Eine Zeitlang schwelgte er in der Befriedigung seiner Launen und reizte, verspottete und beleidigte sogar seine Nachbarn, um sie zu Überfällen in sein Land zu verleiten. Aber allmählich beeindruckte sie doch ihre militärische Machtlosigkeit dem Granadiner gegenüber, und als Folge der wiederholten Niederlagen wagte endlich niemand mehr, dessen Gebiet in feindlicher Absicht zu betreten.
Viele Monde blieb der eherne Reiter auf der Turmspitze in Friedensstellung und schaute zufrieden auf das schöne Granada herab. Der würdige Monarch wurde ob der Eintönigkeit des Lebens schon ganz verdrießlich, und er empfand das Fehlen des gewohnten Zeitvertreibs wirklich äußerst schmerzlich.

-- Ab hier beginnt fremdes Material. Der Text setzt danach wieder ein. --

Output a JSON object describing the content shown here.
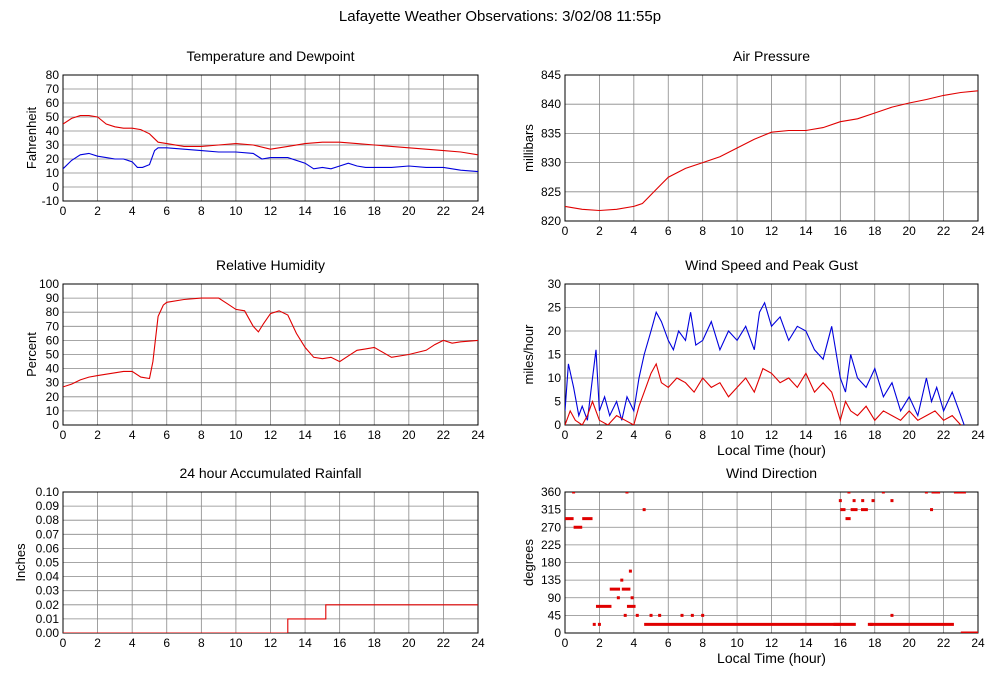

Da, eines Tages drehte sich der Reiter plötzlich herum, senkte sofort seinen langen Speer zum Angriff und deutete beharrlich hinauf auf die Berge von Guadix. Aben Habuz eilte umgehend auf den Turm, lief zum offenen Fenster, aber der magische Tisch davor blieb ruhig; kein einziger Krieger war in Bewegung, unbelebt blieben die Zwergfiguren. Von diesem Umstand etwas verwirrt, schickte er sogleich einen Trupp Reiter los und befahl ihnen, das ganze Gebirge zu durchstreifen und zu durchforschen. Nach dreitägiger Abwesenheit kamen sie endlich zurück und meldeten ihrem obersten Kriegsherrn: „Wir haben den Engpass durchsucht, jeden Berg und jeden Wald durchstöbert“, berichteten sie, „aber wir fanden nichts, weder Helm noch Speer ward sichtbar. Alles, was uns in die Hände fiel, ist ein christliches Mädchen von außerordentlicher Schönheit, das wir um Mittag neben einem Brunnen im Schatten grüner Ölbäume schlafend antrafen, und das wir dir nun als Gefangene mitbringen. „
„Ein Mädchen von außerordentlicher Schönheit!“ rief Aben Habuz mit zitternder Stimme und vor Erregung funkelnden Augen. „Man führe es hierher vor meinen Diwan!“
Die schöne Unbekannte wurde vor den König geleitet. Sie war in all die reiche Pracht gekleidet, die zur Zeit der arabischen Eroberung bei der hispano-gotischen Bevölkerung Iberiens Sitte war. In ihren schwarzen Zöpfen trug sie Perlen von blendend funkelndem Weiß; kostbares Geschmeide glitzerte auf Stirn und Nacken und wetteiferten mit dem Glanz ihrer herrlichen Augen. Über die Schultern hing eine goldene Kette; sie reichte ihr bis zur Hüfte und hielt eine fein geschwungene, silberne Leier.